Pengamat transportasi dari Unika Soegijapranata, Semarang, Jawa Tengah, Djoko Setijowarno, menganggap bahwa tarif murah yang dikenakan oleh transportasi on line perlu dipertanyakan. Bahkan bila perlu dilakukan audit.
“Transportasi on line khususnya Taksi On Line dipilih masyarakat karena mudah dan murah. Kalau mudah, memang tidak terbantahkan teknologi digital memang memberikan kemudahan. Namun kalau murah sampai tidak wajar, hal ini perlu dipertanyakan,” kata Djoko melalui keterangan tertulis yang diterima beritatrans.com dan aksi.id di Jakarta, Selasa (10/10/2017).
Djoko mengatakan, perlu ada perhitungan sebetulnya biaya (cost) yang wajar jika transportasi on line dijalankan apa adanya tanpa subsidi dan gimmick marketing. Tanpa subsidi dan gimmick marketing tak mungkin bisa harga menjadi sangat murah.

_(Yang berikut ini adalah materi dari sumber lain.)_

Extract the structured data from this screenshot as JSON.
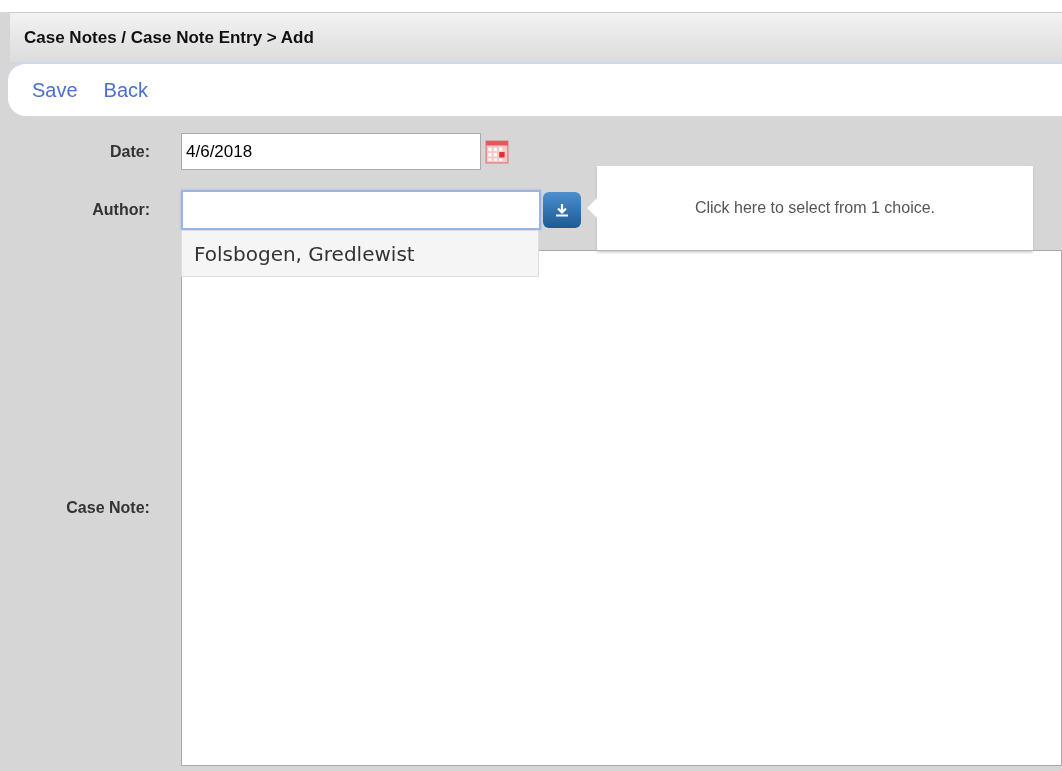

Menurutnya, jika taksi on line menjalankan bisnis dengan subsidi tidak wajar untuk memenangkan persaingan seharusnya bisa dianggap sebagai praktik bisnis yang tidak sehat.
“Nampaknya perlu ada upaya untuk mengaudit model bisnis semacam ini. Sebab pada kenyataannya di luar negeri tarif taksi on line tak banyak beda dengan taksi resmi,” kata Djoko.
Selanjutnya selain justifikasi formal dari pemerintah mengenai praktik bisnis yang tidak sehat, publik juga perlu dididik untuk memahami, bahwa taksi on line yang mereka sukai itu bisa sangat murah karena praktik bisnis yang tidak sehat, bukan semata mata teknologi digital menyebabkan tarif menjadi semurah itu.
Kalau pemerintah terlalu berpihak pada para kapitalis berkedok teknologi IT, pilihannya adalah mendidik masyarakat untuk lebih sadar dan peduli terhadap sikap dan perilaku mereka terkait taksi on line. “Bukankah konsumen taksi on line itu kelas menengah?” tuturnya.
“Sosialisasikan tarif wajar, bukan tarif murah, yang nantinya akan merugikan banyak pihak,” pungkas Djoko.